Abel Gance
France (1889 - 1981)


Abel Gance commence sa carrière artistique comme comédien de théâtre et de cinéma. Il joue notamment au Théâtre du Parc à Bruxelles, écrit des poèmes et des pièces de théâtre. C'est en 1912 qu'il fait ses premières armes au cinéma. Il tourne d'abord en indépendant avec la société de production qu'il a créée, « Le film français », puis pour Charles Pathé et Louis Nalpas. Il est à la fois derrière et devant la caméra, signe le scénario et le montage de ses films. Abel Gance passe une partie de la Première Guerre sur le front, où il est affecté à la Section cinématographique des armées, avant d'être réformé pour raisons de santé. Fin 1918, il a déjà une vingtaine de films à son actif. Les images expérimentales de La Folie du docteur Tube (1915) lui valent un succès critique, mais c'est le mélodrame Mater dolorosa (1917) qui le révèle au grand public, deux ans avant J'accuse, qui lui apporte en 1919 une reconnaissance internationale.
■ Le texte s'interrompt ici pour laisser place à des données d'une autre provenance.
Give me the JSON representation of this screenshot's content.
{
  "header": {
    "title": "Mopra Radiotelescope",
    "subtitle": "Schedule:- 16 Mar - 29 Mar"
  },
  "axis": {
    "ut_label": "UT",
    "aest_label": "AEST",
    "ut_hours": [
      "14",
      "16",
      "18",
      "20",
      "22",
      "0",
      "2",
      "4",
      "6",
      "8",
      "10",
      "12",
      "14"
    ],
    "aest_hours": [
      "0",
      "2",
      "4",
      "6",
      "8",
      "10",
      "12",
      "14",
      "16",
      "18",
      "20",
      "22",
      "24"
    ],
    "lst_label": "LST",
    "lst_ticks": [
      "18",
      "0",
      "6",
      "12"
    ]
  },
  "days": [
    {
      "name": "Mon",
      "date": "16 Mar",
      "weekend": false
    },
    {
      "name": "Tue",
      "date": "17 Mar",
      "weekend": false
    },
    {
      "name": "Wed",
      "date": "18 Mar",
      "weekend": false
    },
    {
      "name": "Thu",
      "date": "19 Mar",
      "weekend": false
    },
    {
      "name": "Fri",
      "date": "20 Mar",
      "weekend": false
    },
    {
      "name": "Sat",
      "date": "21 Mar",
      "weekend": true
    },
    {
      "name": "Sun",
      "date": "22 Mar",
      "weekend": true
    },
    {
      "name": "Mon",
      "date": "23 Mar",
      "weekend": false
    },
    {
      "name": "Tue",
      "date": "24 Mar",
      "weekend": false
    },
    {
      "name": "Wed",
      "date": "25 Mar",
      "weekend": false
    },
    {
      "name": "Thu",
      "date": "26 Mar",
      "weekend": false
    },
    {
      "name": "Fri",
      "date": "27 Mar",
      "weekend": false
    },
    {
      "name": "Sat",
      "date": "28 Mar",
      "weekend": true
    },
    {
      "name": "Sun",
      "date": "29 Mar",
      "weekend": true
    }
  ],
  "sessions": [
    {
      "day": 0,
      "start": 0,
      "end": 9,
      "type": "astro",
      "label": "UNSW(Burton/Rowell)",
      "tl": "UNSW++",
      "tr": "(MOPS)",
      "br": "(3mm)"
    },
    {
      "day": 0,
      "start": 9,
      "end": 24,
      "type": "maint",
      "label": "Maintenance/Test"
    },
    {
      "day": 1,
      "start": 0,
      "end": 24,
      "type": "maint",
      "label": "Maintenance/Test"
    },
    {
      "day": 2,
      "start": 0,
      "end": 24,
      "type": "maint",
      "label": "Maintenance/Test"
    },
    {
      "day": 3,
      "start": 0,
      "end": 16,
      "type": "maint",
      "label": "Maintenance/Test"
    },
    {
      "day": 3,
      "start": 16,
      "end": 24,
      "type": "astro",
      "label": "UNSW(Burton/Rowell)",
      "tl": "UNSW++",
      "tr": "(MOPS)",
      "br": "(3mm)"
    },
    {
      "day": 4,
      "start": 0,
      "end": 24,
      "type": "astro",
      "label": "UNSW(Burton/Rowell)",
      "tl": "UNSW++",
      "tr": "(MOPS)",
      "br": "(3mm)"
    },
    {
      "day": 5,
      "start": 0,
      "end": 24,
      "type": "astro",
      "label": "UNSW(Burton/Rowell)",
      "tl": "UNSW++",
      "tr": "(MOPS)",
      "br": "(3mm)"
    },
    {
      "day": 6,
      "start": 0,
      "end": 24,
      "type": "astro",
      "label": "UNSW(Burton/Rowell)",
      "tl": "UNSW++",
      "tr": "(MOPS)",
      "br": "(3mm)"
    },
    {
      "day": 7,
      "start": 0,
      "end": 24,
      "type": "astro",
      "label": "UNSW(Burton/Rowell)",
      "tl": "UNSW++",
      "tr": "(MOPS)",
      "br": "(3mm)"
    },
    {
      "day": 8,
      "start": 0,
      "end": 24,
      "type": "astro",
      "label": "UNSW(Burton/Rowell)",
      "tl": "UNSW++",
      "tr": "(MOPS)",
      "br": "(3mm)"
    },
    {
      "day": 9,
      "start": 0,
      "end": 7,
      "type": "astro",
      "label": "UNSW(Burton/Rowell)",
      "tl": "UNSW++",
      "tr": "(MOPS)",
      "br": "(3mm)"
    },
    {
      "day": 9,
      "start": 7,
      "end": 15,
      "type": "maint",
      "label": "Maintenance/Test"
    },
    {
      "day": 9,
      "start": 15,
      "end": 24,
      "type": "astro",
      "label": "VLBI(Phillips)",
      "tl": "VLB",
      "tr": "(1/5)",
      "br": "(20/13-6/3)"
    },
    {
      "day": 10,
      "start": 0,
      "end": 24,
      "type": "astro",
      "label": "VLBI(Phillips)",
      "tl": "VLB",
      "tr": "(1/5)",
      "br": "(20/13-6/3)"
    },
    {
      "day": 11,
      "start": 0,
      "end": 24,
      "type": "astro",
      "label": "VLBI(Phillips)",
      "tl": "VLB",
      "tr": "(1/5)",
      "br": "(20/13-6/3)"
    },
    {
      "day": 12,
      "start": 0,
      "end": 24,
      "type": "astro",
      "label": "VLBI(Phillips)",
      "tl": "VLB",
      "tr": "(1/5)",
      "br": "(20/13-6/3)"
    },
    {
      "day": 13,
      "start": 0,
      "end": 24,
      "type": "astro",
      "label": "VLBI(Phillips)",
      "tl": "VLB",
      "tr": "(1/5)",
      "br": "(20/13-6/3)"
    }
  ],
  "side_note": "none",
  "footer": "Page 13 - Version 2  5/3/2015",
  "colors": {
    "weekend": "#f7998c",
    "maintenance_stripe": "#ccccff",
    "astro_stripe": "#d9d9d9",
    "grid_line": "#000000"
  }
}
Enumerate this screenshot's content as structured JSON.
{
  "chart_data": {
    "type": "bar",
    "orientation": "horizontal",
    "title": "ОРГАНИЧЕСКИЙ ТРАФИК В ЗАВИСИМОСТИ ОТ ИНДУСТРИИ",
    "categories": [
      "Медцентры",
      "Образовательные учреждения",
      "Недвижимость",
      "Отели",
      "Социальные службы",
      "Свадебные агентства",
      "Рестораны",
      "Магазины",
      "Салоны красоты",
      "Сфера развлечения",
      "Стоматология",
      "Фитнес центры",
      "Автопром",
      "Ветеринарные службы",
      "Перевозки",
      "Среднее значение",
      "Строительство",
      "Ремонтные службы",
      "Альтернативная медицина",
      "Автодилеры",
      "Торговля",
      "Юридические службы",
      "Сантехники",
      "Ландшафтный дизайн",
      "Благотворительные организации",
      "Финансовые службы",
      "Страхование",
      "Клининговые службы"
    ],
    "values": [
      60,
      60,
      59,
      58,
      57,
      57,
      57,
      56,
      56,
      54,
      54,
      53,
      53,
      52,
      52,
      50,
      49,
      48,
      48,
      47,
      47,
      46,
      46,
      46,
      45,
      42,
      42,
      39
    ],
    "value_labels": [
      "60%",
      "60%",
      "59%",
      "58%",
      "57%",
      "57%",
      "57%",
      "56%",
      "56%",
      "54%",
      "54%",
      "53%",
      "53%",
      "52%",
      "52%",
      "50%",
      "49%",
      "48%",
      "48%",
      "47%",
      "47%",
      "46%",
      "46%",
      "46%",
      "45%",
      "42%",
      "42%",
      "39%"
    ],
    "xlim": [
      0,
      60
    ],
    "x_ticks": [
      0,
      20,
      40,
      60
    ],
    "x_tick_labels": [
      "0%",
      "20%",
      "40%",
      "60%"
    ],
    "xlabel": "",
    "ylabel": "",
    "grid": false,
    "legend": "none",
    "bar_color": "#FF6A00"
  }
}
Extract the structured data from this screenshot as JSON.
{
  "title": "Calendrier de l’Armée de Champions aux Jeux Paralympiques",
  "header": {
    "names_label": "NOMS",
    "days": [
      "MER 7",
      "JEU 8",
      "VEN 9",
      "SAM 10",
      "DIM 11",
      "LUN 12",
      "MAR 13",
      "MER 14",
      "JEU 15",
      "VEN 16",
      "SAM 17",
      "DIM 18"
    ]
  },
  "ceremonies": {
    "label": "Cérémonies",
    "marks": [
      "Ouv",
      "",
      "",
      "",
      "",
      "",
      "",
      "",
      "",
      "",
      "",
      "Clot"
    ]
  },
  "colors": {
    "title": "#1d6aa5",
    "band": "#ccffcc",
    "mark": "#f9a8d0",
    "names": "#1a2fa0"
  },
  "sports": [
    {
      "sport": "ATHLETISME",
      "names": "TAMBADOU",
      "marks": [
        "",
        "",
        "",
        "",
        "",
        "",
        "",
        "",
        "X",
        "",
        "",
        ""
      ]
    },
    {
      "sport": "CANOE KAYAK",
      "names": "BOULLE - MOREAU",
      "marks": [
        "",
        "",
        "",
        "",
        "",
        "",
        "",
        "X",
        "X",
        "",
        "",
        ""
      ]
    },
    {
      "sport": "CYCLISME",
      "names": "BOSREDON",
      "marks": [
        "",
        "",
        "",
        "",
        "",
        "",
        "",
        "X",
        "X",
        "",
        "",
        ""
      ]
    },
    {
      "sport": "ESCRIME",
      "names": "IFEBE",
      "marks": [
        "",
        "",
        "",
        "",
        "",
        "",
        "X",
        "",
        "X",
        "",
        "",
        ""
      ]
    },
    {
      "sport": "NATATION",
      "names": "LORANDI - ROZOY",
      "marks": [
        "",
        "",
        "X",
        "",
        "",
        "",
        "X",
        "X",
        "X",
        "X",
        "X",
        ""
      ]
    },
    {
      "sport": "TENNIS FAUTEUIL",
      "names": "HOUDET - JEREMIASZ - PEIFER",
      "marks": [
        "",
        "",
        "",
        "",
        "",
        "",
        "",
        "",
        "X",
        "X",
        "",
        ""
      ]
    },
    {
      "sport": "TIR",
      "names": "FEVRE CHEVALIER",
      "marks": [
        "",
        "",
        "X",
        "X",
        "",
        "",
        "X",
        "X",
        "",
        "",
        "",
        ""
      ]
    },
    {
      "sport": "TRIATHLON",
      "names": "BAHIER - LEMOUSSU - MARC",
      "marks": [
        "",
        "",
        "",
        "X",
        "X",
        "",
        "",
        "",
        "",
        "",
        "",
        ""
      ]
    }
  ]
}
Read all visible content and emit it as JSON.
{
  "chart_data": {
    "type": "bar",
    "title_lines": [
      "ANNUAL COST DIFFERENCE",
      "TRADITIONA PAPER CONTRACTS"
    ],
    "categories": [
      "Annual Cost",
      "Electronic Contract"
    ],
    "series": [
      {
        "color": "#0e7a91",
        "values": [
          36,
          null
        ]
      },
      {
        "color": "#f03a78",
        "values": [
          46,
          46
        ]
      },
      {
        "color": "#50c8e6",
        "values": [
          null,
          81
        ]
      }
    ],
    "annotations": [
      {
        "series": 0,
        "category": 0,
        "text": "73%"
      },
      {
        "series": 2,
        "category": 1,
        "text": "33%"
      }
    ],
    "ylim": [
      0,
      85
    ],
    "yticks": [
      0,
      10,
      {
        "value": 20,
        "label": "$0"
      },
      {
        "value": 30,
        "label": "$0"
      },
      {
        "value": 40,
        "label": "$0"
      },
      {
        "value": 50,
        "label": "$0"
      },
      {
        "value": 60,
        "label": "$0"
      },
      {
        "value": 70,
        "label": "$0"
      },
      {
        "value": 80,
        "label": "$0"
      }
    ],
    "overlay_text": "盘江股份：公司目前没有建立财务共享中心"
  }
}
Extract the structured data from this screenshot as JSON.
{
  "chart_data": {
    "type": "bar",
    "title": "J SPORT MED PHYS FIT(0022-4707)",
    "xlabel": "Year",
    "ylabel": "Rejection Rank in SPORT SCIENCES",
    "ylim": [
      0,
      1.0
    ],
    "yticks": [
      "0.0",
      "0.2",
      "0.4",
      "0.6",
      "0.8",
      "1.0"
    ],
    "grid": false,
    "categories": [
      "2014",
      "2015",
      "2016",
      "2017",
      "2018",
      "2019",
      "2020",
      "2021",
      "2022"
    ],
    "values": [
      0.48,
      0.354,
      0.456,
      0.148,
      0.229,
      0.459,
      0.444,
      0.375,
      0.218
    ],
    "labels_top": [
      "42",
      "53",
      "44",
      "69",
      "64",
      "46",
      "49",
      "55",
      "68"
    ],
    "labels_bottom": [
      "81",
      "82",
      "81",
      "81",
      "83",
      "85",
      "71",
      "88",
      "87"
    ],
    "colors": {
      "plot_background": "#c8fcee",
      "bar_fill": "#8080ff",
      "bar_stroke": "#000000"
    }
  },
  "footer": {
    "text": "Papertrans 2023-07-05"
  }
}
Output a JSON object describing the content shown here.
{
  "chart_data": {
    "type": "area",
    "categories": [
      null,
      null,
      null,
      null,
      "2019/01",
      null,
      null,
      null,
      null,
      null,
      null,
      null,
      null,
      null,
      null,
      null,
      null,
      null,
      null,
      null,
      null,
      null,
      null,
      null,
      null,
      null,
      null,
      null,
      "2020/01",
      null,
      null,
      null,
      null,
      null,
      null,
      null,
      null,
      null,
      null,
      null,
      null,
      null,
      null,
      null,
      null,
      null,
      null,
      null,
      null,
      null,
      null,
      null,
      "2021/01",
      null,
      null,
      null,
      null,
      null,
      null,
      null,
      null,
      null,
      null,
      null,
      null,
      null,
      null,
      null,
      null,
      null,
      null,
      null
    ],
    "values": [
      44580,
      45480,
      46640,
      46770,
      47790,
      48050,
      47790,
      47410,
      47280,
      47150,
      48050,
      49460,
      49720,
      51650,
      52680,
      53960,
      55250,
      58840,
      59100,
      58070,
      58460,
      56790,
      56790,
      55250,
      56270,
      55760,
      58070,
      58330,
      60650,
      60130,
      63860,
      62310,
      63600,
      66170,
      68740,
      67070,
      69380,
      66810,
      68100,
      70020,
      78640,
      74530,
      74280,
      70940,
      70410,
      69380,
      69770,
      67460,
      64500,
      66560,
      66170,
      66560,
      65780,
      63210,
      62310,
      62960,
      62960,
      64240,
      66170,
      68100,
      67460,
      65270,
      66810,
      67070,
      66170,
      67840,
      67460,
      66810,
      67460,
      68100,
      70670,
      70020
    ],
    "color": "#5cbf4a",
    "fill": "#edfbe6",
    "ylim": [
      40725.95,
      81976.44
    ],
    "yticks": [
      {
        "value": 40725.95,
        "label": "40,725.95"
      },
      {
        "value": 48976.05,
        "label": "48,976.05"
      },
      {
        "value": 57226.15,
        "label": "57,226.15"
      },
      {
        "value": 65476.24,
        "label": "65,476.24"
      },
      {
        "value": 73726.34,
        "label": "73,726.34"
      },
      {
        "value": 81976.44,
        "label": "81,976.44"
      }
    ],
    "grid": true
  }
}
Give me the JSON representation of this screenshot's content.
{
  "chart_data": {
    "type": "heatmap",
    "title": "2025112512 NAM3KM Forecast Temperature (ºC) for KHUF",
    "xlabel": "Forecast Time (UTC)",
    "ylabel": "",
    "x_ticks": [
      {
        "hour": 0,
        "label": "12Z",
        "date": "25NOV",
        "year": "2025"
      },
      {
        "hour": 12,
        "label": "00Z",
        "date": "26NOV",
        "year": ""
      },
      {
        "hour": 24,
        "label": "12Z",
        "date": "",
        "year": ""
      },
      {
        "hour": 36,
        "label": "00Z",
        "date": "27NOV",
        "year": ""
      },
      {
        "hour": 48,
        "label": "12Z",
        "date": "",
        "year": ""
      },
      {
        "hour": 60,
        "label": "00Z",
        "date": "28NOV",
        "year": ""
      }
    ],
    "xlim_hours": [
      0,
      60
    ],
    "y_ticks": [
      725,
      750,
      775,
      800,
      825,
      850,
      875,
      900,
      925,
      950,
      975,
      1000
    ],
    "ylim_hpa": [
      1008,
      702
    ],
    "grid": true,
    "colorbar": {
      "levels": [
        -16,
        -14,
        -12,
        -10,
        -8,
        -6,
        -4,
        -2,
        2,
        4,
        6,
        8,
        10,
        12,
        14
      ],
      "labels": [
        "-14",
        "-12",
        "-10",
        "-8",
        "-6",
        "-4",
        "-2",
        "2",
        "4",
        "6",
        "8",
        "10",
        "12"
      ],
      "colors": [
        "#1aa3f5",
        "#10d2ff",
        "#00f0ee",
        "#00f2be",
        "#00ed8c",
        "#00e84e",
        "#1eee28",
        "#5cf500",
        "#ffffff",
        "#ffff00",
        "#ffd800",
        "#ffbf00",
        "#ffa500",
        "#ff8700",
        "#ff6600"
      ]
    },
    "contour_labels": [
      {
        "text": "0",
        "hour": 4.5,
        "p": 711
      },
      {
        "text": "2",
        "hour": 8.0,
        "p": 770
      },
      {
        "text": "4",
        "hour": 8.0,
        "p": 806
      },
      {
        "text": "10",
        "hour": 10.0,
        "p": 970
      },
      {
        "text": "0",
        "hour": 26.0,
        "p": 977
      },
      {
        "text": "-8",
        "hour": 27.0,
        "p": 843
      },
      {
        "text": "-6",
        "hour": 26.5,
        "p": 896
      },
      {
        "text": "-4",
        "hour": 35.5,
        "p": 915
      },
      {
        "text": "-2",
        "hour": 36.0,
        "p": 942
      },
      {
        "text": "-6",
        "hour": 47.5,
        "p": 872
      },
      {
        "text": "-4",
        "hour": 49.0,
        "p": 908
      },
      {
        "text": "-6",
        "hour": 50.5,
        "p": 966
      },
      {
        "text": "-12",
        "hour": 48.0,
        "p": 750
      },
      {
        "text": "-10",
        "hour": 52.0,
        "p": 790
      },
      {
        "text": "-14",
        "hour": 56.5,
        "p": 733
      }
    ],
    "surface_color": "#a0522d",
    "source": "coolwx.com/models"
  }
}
Son film monument Napoléon innove par sa technique de montage et divers procédés qui ouvrent la voie à une caméra désinhibée. Son procédé de « polyvision » Ie fait entrer au panthéon du cinéma : les scènes sont tournées avec trois caméras synchronisées et reproduites sur trois espaces de projection. Son premier film parlant, La Fin du monde (1931), n'est pas un succès retentissant, mais les suivants, comme le remake de Mater dolorosa (1932) et Napoléon Bonaparte (1935) sont considérés comme des œuvres pionnières de ce média en plein renouveau. De 1943 à 1954, des problèmes financiers l'empêchent de poursuivre son travail de réalisateur. Avec les films Austerlitz (1960) et Cyrano et d'Artagnan (1963), il renoue avec le succès dans les salles obscures.

L'œuvre d'Abel Gance a fait l'objet d'incessantes controverses : pour certains, c'est un génie, l'un des plus grands romantiques du cinéma pour d'autres, son travail oscille entre créativité et cliché. En revanche, son rôle dans l'évolution du cinéma est incontesté. Ses innovations techniques et les expérimentations sur le son, la couleur et la technique 3D, révolutionnaires pour l'époque, ont influencé des contemporains comme Jean Epstein et, plus tard, les cinéastes de la Nouvelle Vague.